GSK China

GSK China sex tape ‘sent to Witty’

pharmafile | June 30, 2014 | News story | Medical Communications, Research and Development, Sales and Marketing China, GSK, Mark Reilly, Witty, corruption, sex tape 

GlaxoSmithKline was scrambling to defend itself over the weekend as new details emerged concerning the extent of its suspected corruption in China.

The firm is currently fighting allegations that it spent £320 million fund to offer cash, prostitutes and gifts to doctors in the country.

These allegations were made public by Chinese authorities in June last year, with GSK saying it knew nothing about them.

But according to a report in The Sunday Times, GSK was sent details of the allegations in January 2013 by an anonymous informant known only as ‘gskwhistleblower’ – which state that the company used travel budgets to pay doctors up to £1,000 a month to encourage them to prescribe its drugs. 

These emails were seen by 13 GSK executives, its auditing firm PwC and the company’s chief executive Sir Andrew Witty, the newspaper says.

A second set of emails reiterating these allegations were sent again in May last year, but this time along with a secretly recorded ‘sex tape’ of GSK’s former China boss Mark Reilly, who has since been arrested and charged with bribery allegations. He still works for GSK.

The video shows Reilly with his Chinese girlfriend in his Shanghai flat; he is currently separated from his wife. GSK has now admitted to the recording’s existence.

Twists and turns

At the time when these emails were sent Reilly hired corporate investigator Peter Humphrey — at a rate of £20,000 — to look into the security breach.

Humphrey’s report, code-named ‘Project Scorpion’, failed to establish who planted a camera in Reilly’s bedroom.

GSK had told Humphrey that he was simply looking at a ‘smear campaign’ into the firm, and neglected to tell him about the allegations by gskwhistleblower. It waited two months to tell him about the emails The Sunday Times reports.

When he did finally see the emails from the whistle-blower, he said they were ‘totally credible’ and warned they would lead to an external investigation – a prediction that turned out to be true.

But in a further twist, Humphrey has since been arrested in Shanghai after he began to investigate GSK’s former government affairs lead Vivian Shi — who was suspected of being ‘gskwhistleblower’ — in relation to the email containing the video.

Details of the tape and chronology of events will heap further pressure on GSK, that has repeatedly downplayed any notion of widespread wrongdoing in China.

A handful of employees were sacked for fiddling expenses, considered to be ‘low-level issues’, and the firm has been adamant that it has investigated and found no evidence to support the allegations of far-reaching corruption.

Since June last year, Chinese authorities have levelled similar accusations as the whistle-blower and say that GSK generated billions of yuan of revenue illegally.

A spokesman for the London-based company says: “The issues relating to our China business are very difficult and complicated.
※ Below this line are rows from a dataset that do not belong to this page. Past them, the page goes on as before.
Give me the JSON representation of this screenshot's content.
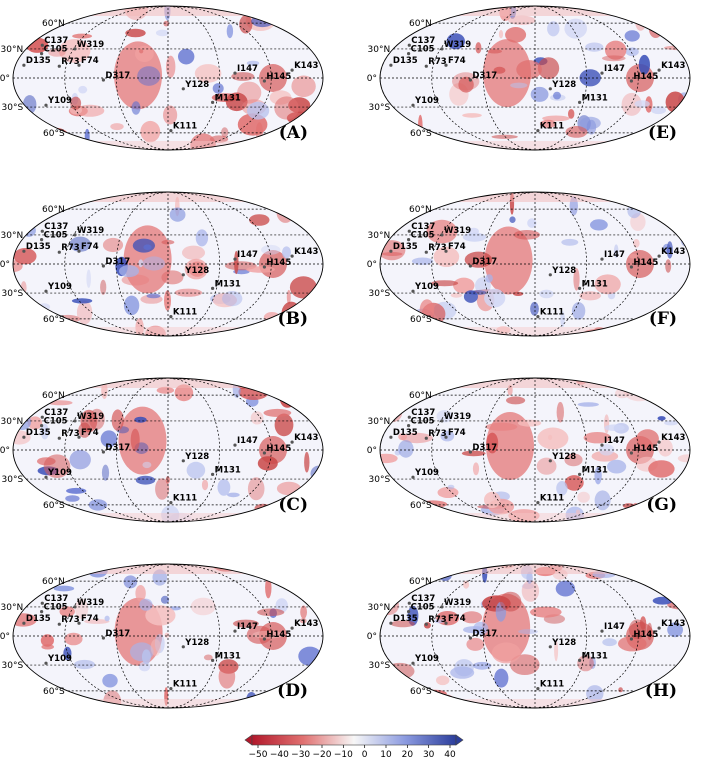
{
  "figure": {
    "lat_labels": [
      "60°N",
      "30°N",
      "0°",
      "30°S",
      "60°S"
    ],
    "colorbar": {
      "ticks": [
        "−50",
        "−40",
        "−30",
        "−20",
        "−10",
        "0",
        "10",
        "20",
        "30",
        "40"
      ],
      "colors": {
        "low": "#b2182b",
        "mid": "#f7f7f7",
        "high": "#2c3e9c"
      }
    },
    "panels": [
      {
        "letter": "(A)"
      },
      {
        "letter": "(E)"
      },
      {
        "letter": "(B)"
      },
      {
        "letter": "(F)"
      },
      {
        "letter": "(C)"
      },
      {
        "letter": "(G)"
      },
      {
        "letter": "(D)"
      },
      {
        "letter": "(H)"
      }
    ],
    "sites": [
      {
        "name": "C137",
        "lon": -164,
        "lat": 34
      },
      {
        "name": "C105",
        "lon": -156,
        "lat": 25
      },
      {
        "name": "D135",
        "lon": -170,
        "lat": 13
      },
      {
        "name": "W319",
        "lon": -118,
        "lat": 30
      },
      {
        "name": "R73",
        "lon": -128,
        "lat": 12
      },
      {
        "name": "F74",
        "lon": -105,
        "lat": 13
      },
      {
        "name": "D317",
        "lon": -75,
        "lat": -2
      },
      {
        "name": "Y109",
        "lon": -153,
        "lat": -28
      },
      {
        "name": "Y128",
        "lon": 18,
        "lat": -11
      },
      {
        "name": "K111",
        "lon": 5,
        "lat": -57
      },
      {
        "name": "M131",
        "lon": 55,
        "lat": -25
      },
      {
        "name": "I147",
        "lon": 78,
        "lat": 5
      },
      {
        "name": "H145",
        "lon": 112,
        "lat": -3
      },
      {
        "name": "K143",
        "lon": 145,
        "lat": 8
      }
    ]
  }
}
The investigation by the Chinese authorities remains ongoing and we are co-operating fully with this investigation. Out of respect for the process we cannot comment on it at this time.

“As we have said previously, the allegations that have been raised are deeply concerning to us.

“We have committed significant resources to find out what happened in China, including an independent legal review. We also continue to make fundamental changes to our business in China,” he says.

And the problems haven’t ended there, as in May the Serious Fraud Office in the UK opened a criminal investigation into the Chinese scandal. 

It is the latest in a series of setbacks for the business which has also been accused of bribery in Iraq, Lebanon, Jordan and Poland over the past six months.